De repente, viu a Lady Netuno, acompanhada de Anfritite velho amigo de juventude da guerreira dos oceanos. Segundo Serenity faziam um belo casal, mas se deu conta de que os olhos de Netuno pareciam tristes. Um sorriso apareceu no seu rosto quando viu sua rainha, espojou uma elegante cortesia, deixando seu largo vestido de seda aguamarinha acariciar o solo. Perguntou a bela dama de Netuno por suas companheiras e o sorriso se converteu em uma careta, com uma mescla de dor, ira e tristeza. Anfritite respondeu com voz profunda e cálida, dizendo que havia visto Plutão na varanda, tomando um pouco de ar.

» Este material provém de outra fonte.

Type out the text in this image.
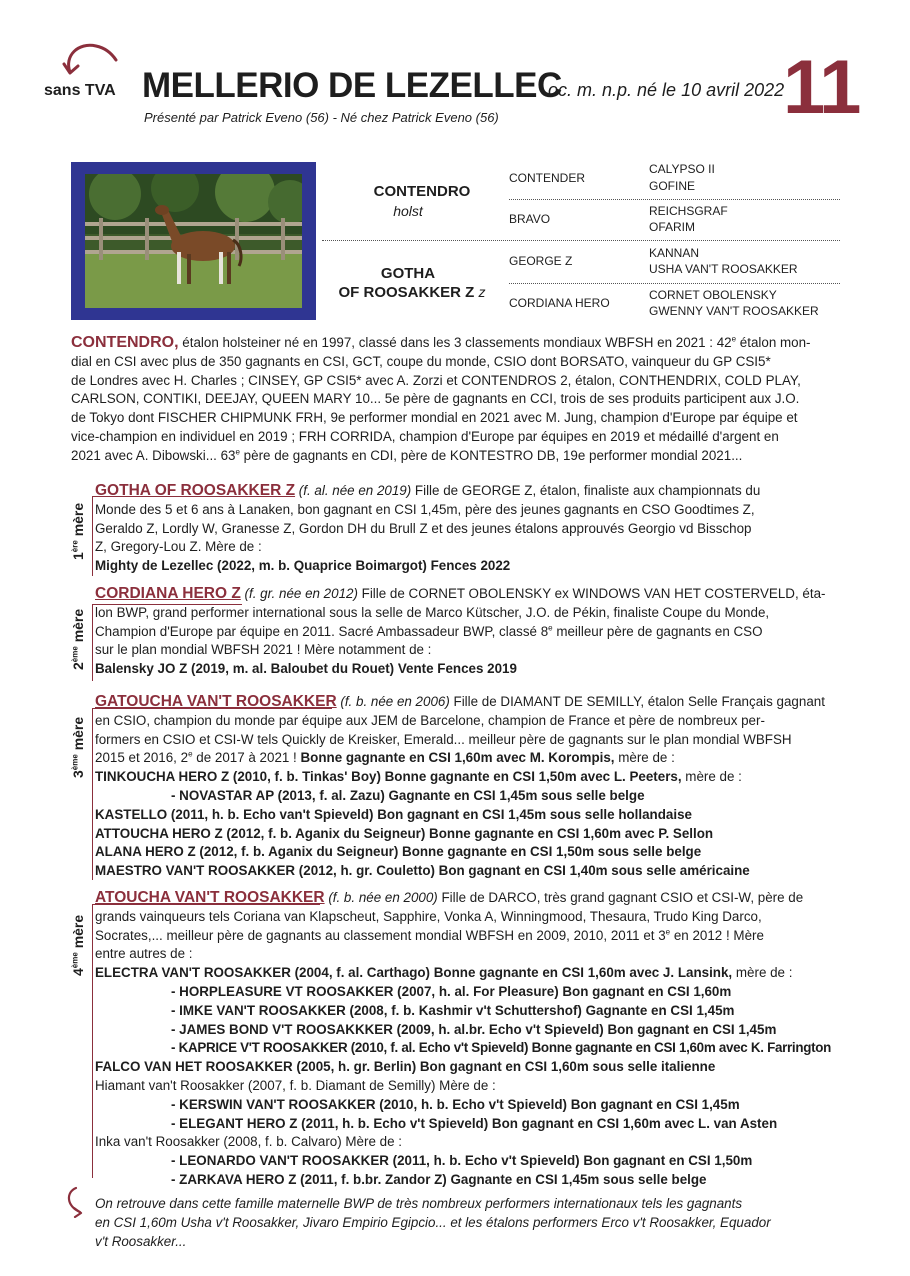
sans TVA MELLERIO DE LEZELLEC
oc. m. n.p. né le 10 avril 2022
11
Présenté par Patrick Eveno (56) - Né chez Patrick Eveno (56)
CONTENDRO
holst
GOTHA
OF ROOSAKKER Z z
CONTENDER
BRAVO
GEORGE Z
CORDIANA HERO
CALYPSO II
GOFINE
REICHSGRAF
OFARIM
KANNAN
USHA VAN'T ROOSAKKER
CORNET OBOLENSKY
GWENNY VAN'T ROOSAKKER
CONTENDRO, étalon holsteiner né en 1997, classé dans les 3 classements mondiaux WBFSH en 2021 : 42e étalon mon-
dial en CSI avec plus de 350 gagnants en CSI, GCT, coupe du monde, CSIO dont BORSATO, vainqueur du GP CSI5*
de Londres avec H. Charles ; CINSEY, GP CSI5* avec A. Zorzi et CONTENDROS 2, étalon, CONTHENDRIX, COLD PLAY,
CARLSON, CONTIKI, DEEJAY, QUEEN MARY 10... 5e père de gagnants en CCI, trois de ses produits participent aux J.O.
de Tokyo dont FISCHER CHIPMUNK FRH, 9e performer mondial en 2021 avec M. Jung, champion d'Europe par équipe et
vice-champion en individuel en 2019 ; FRH CORRIDA, champion d'Europe par équipes en 2019 et médaillé d'argent en
2021 avec A. Dibowski... 63e père de gagnants en CDI, père de KONTESTRO DB, 19e performer mondial 2021...
1ère mère
GOTHA OF ROOSAKKER Z (f. al. née en 2019) Fille de GEORGE Z, étalon, finaliste aux championnats du
Monde des 5 et 6 ans à Lanaken, bon gagnant en CSI 1,45m, père des jeunes gagnants en CSO Goodtimes Z,
Geraldo Z, Lordly W, Granesse Z, Gordon DH du Brull Z et des jeunes étalons approuvés Georgio vd Bisschop
Z, Gregory-Lou Z. Mère de :
Mighty de Lezellec (2022, m. b. Quaprice Boimargot) Fences 2022
2ème mère
CORDIANA HERO Z (f. gr. née en 2012) Fille de CORNET OBOLENSKY ex WINDOWS VAN HET COSTERVELD, éta-
lon BWP, grand performer international sous la selle de Marco Kütscher, J.O. de Pékin, finaliste Coupe du Monde,
Champion d'Europe par équipe en 2011. Sacré Ambassadeur BWP, classé 8e meilleur père de gagnants en CSO
sur le plan mondial WBFSH 2021 ! Mère notamment de :
Balensky JO Z (2019, m. al. Baloubet du Rouet) Vente Fences 2019
3ème mère
GATOUCHA VAN'T ROOSAKKER (f. b. née en 2006) Fille de DIAMANT DE SEMILLY, étalon Selle Français gagnant
en CSIO, champion du monde par équipe aux JEM de Barcelone, champion de France et père de nombreux per-
formers en CSIO et CSI-W tels Quickly de Kreisker, Emerald... meilleur père de gagnants sur le plan mondial WBFSH
2015 et 2016, 2e de 2017 à 2021 ! Bonne gagnante en CSI 1,60m avec M. Korompis, mère de :
TINKOUCHA HERO Z (2010, f. b. Tinkas' Boy) Bonne gagnante en CSI 1,50m avec L. Peeters, mère de :
- NOVASTAR AP (2013, f. al. Zazu) Gagnante en CSI 1,45m sous selle belge
KASTELLO (2011, h. b. Echo van't Spieveld) Bon gagnant en CSI 1,45m sous selle hollandaise
ATTOUCHA HERO Z (2012, f. b. Aganix du Seigneur) Bonne gagnante en CSI 1,60m avec P. Sellon
ALANA HERO Z (2012, f. b. Aganix du Seigneur) Bonne gagnante en CSI 1,50m sous selle belge
MAESTRO VAN'T ROOSAKKER (2012, h. gr. Couletto) Bon gagnant en CSI 1,40m sous selle américaine
4ème mère
ATOUCHA VAN'T ROOSAKKER (f. b. née en 2000) Fille de DARCO, très grand gagnant CSIO et CSI-W, père de
grands vainqueurs tels Coriana van Klapscheut, Sapphire, Vonka A, Winningmood, Thesaura, Trudo King Darco,
Socrates,... meilleur père de gagnants au classement mondial WBFSH en 2009, 2010, 2011 et 3e en 2012 ! Mère
entre autres de :
ELECTRA VAN'T ROOSAKKER (2004, f. al. Carthago) Bonne gagnante en CSI 1,60m avec J. Lansink, mère de :
- HORPLEASURE VT ROOSAKKER (2007, h. al. For Pleasure) Bon gagnant en CSI 1,60m
- IMKE VAN'T ROOSAKKER (2008, f. b. Kashmir v't Schuttershof) Gagnante en CSI 1,45m
- JAMES BOND V'T ROOSAKKKER (2009, h. al.br. Echo v't Spieveld) Bon gagnant en CSI 1,45m
- KAPRICE V'T ROOSAKKER (2010, f. al. Echo v't Spieveld) Bonne gagnante en CSI 1,60m avec K. Farrington
FALCO VAN HET ROOSAKKER (2005, h. gr. Berlin) Bon gagnant en CSI 1,60m sous selle italienne
Hiamant van't Roosakker (2007, f. b. Diamant de Semilly) Mère de :
- KERSWIN VAN'T ROOSAKKER (2010, h. b. Echo v't Spieveld) Bon gagnant en CSI 1,45m
- ELEGANT HERO Z (2011, h. b. Echo v't Spieveld) Bon gagnant en CSI 1,60m avec L. van Asten
Inka van't Roosakker (2008, f. b. Calvaro) Mère de :
- LEONARDO VAN'T ROOSAKKER (2011, h. b. Echo v't Spieveld) Bon gagnant en CSI 1,50m
- ZARKAVA HERO Z (2011, f. b.br. Zandor Z) Gagnante en CSI 1,45m sous selle belge
On retrouve dans cette famille maternelle BWP de très nombreux performers internationaux tels les gagnants
en CSI 1,60m Usha v't Roosakker, Jivaro Empirio Egipcio... et les étalons performers Erco v't Roosakker, Equador
v't Roosakker...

A rainha Serenity foi ate a varanda e viu Lady Plutão, só. A madures tão só acrescentava beleza a aquele rosto bronzeado e curtido pelas correntes temporais das portas do tempo. Fazia varias semanas que Lord Charon, marido e primo de segundo grau de Plutão havia saído do palácio de seu planeta e todavia não havia voltado. Embora já lê davam como morto, o certo era que havia aparecido seu cadáver. O planeta Terra refletia nos olhos de cor cinza de lady Plutão, seu cabelo azul escuro reluzia com a luz da noite. Serenity, pós uma mão no ombro de Lady Plutão, esta se virou repentinamente, surpreendida. Ao identificar a sua soberana abaixou a cabeça solenemente e sorrio com tristeza. Conversaram por muito tempo, ate que um cortesão informou a Rainha de que era hora de apresentar a pequena dama a sociedade. Serenity, sorriu e foi buscar a sua filha.

Aplausos foram os primeiros sons que escutou a pequena dama ao aparecer no salão principal. Lê assombraram as luzes, a cor, as doces fragrâncias e a suave brisa que jogava com sua pele. Estirou as mãozinhas, brincalhona, para pegar a luz que brilhava no teto, mas não chegou a pegar nada.

Serenity apresentou, com orgulho e alegria a sua filha. A futura Rainha Serenity, embora decidiu chamá-la familiarmente de “Usagi” para que o palácio não a confundisse com sua mãe.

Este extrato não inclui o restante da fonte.